Take a look at the musical icons of the boomer generation, for example:
Of the surviving Beatles, Paul McCartney (81) and Ringo Starr (83) are still performing.
Paul Simon (82) has just released a new album, ‘Seven Psalms.’
Mick Jagger (8)) and Keith Richards (79) recently hinted at a new Rolling Stones album, and
Youngster Madonna (65) recently kicked off her latest tour at London’s O2 arena.
The number of Australians over 65 still in some kind of work has also risen.
In a recent report by Bain and Company, they conclude that, by 2031, a quarter of the work force in developed economies, will be age 65 or over.
It’s true that one reason the ‘R’ work could go out of fashion is, despite the trials and tribulations that work brings, many have no plans to stop.
But, working till you drop, isn’t everyone’s goal in life – and many look forward to a long and happy retirement.
So, for those of us who see some prospect (at some stage) of giving up work and enjoying the fruits of our labour, here are 4 key questions to think about. (And it really is a case of the sooner you start thinking about these things, the better.)
1) At what age are you planning to retire?
OK this might seem an odd question if you’re in your thirties or even forties, but the answer drives so many other factors.

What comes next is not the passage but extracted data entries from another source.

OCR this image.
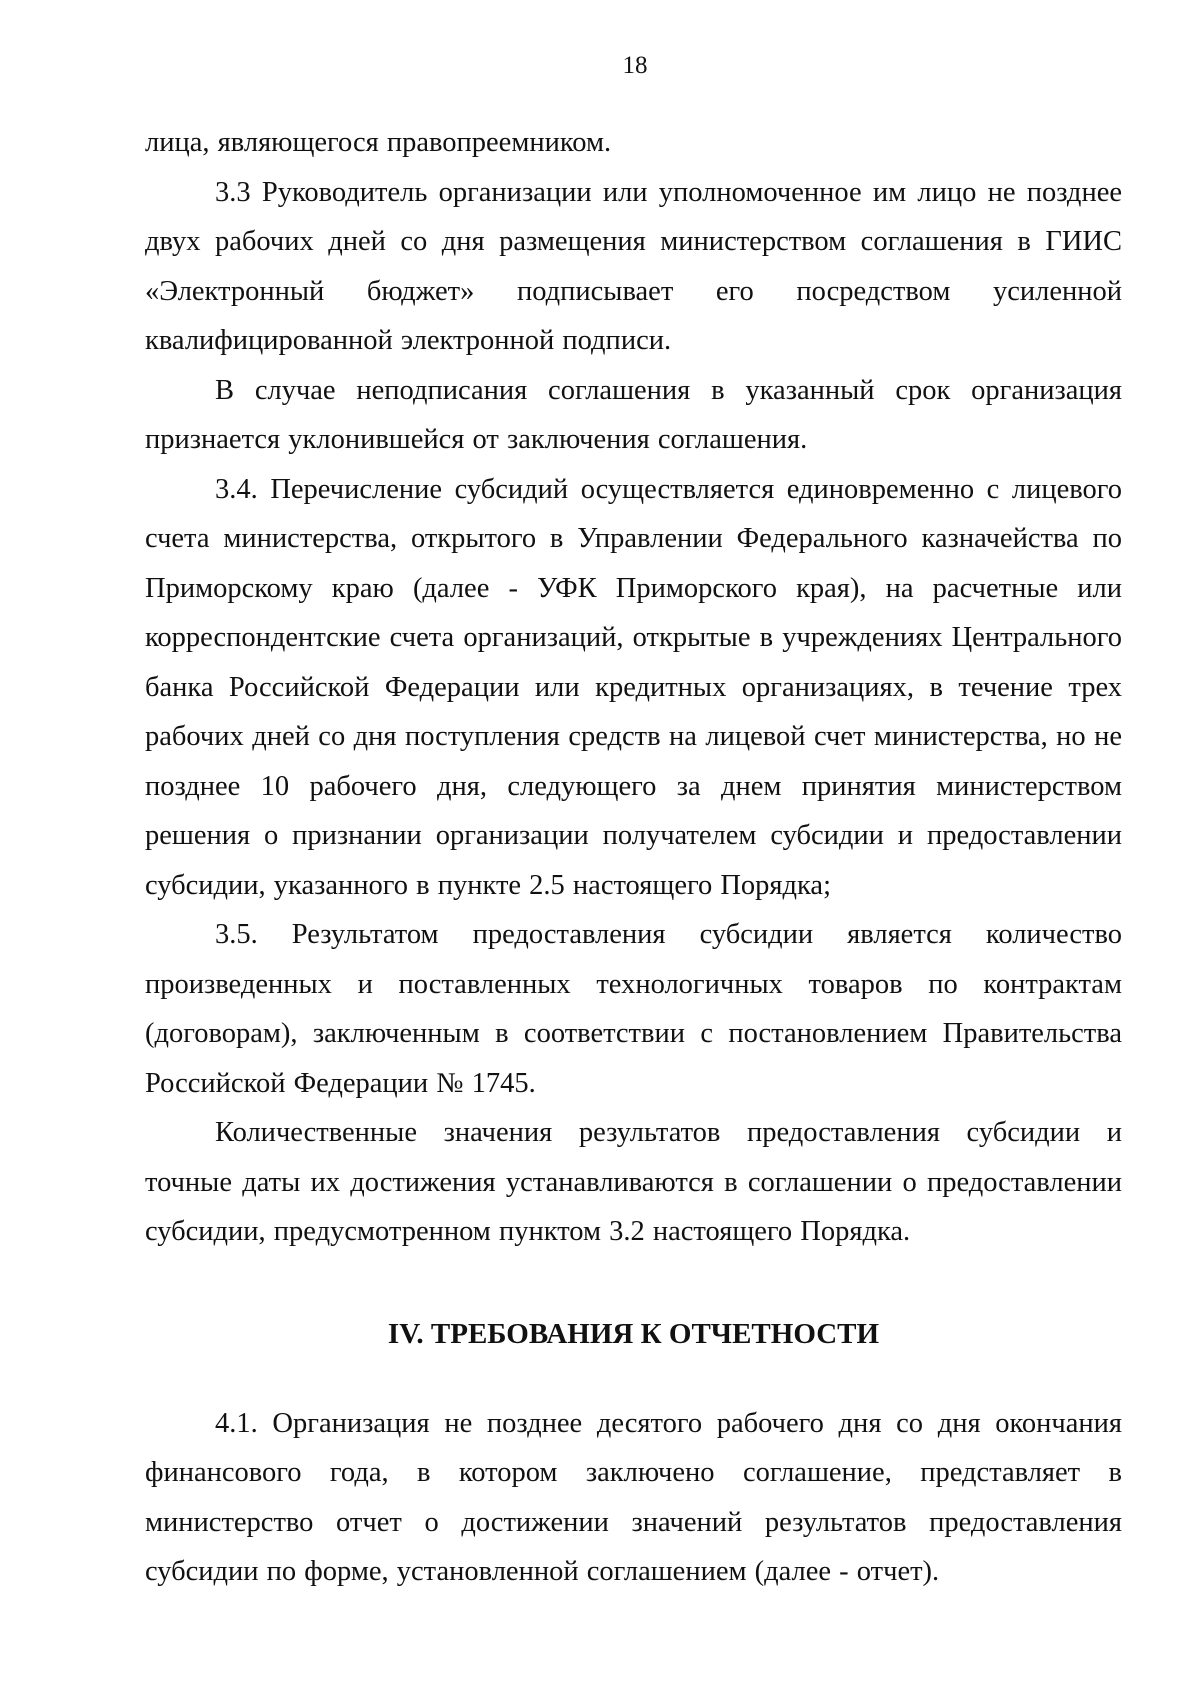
18

лица, являющегося правопреемником.

3.3 Руководитель организации или уполномоченное им лицо не позднее двух рабочих дней со дня размещения министерством соглашения в ГИИС «Электронный бюджет» подписывает его посредством усиленной квалифицированной электронной подписи.

В случае неподписания соглашения в указанный срок организация признается уклонившейся от заключения соглашения.

3.4. Перечисление субсидий осуществляется единовременно с лицевого счета министерства, открытого в Управлении Федерального казначейства по Приморскому краю (далее - УФК Приморского края), на расчетные или корреспондентские счета организаций, открытые в учреждениях Центрального банка Российской Федерации или кредитных организациях, в течение трех рабочих дней со дня поступления средств на лицевой счет министерства, но не позднее 10 рабочего дня, следующего за днем принятия министерством решения о признании организации получателем субсидии и предоставлении субсидии, указанного в пункте 2.5 настоящего Порядка;

3.5. Результатом предоставления субсидии является количество произведенных и поставленных технологичных товаров по контрактам (договорам), заключенным в соответствии с постановлением Правительства Российской Федерации № 1745.

Количественные значения результатов предоставления субсидии и точные даты их достижения устанавливаются в соглашении о предоставлении субсидии, предусмотренном пунктом 3.2 настоящего Порядка.

IV. ТРЕБОВАНИЯ К ОТЧЕТНОСТИ

4.1. Организация не позднее десятого рабочего дня со дня окончания финансового года, в котором заключено соглашение, представляет в министерство отчет о достижении значений результатов предоставления субсидии по форме, установленной соглашением (далее - отчет).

2) How will you fund your retirement?
Go to ‘YouTube. Enter the word ‘retirement.’ You are presented with videos with titles like, ‘how much do you need to retire?’ Is $1 million enough? Or is the figure higher? The answer, of course is, ‘it depends.’
High inflation, low investment returns and the ending of gold-plated company pensions haven’t helped.
For those with kids, what about the Bank of Mum and Dad? Latest estimates are that 40 per cent of youngsters who buy their first home borrow from their parents. (Ouch) Will you need to support the kids? After all, the financial challenges facing younger people are hardly likely to ease.
Spending your later years skimping and saving isn’t an attractive option. Whatever your plan is to on how to fund your retirement, the sooner you start the better, seems sensible advice.
One of the problems of retiring too early is that you could be retired for a long time. Research by the Pew Centre finds that the average 65-year-old in developed countries can expect to live till their mid-eighties. A long time to finance your retirement.
3) What will you do when you retire?
Retirement can mean a loss of identity and purpose – and these are dangerous things, even to our physical health. That’s why people in their 60s and 70s want to remain a player as opposed to a spectator.
Many people who retire from their main full-time job, do volunteering or find part-time work.
Fact is that people of retirement age have great skills and experience – and can use them to create a ‘win-win’ solution.
For example, coaching or counselling are roles where a retired person can add great value and become involved on a flexible basis to suit themselves.
So, are there any qualifications or accreditations that you can obtain prior to retirement (or even start now) that will serve you well once you leave your main employment? It might be worthwhile getting these before retiring.
4) What’s on your bucket list?
We all know people who live long, healthy and active lives into their 80s and 90s.
Sadly though, many will start slowing down and encounter health problems in their 60s and 70s – so the expectation of retiring at 65 and enjoying 25 years to a full, active retirement never happens.
Although there’s a danger in not saving enough for retirement, there’s also something to be said for not saving too much.
So, are there things on your ‘bucket list’ that you’ll get more out of sooner rather than later and might not be able to do in retirement? (The week skiing black runs in the Alps?)
In his book ‘Your Future Self,’ Hal Hershfield, one of the world’s leading behavioural scientists, makes the point that we are so tied up emotionally with what is happening in our lives today, we neglect taking actions that make life better for our future selves.
We spend money now and neglect the needs of our future selves.
We eat bad food and neglect the outcomes for our future sleeves.
We spend our time on social media, when we could be investing in skills for our future selves.
We simply don’t do the things that make our ‘tomorrows better, today.’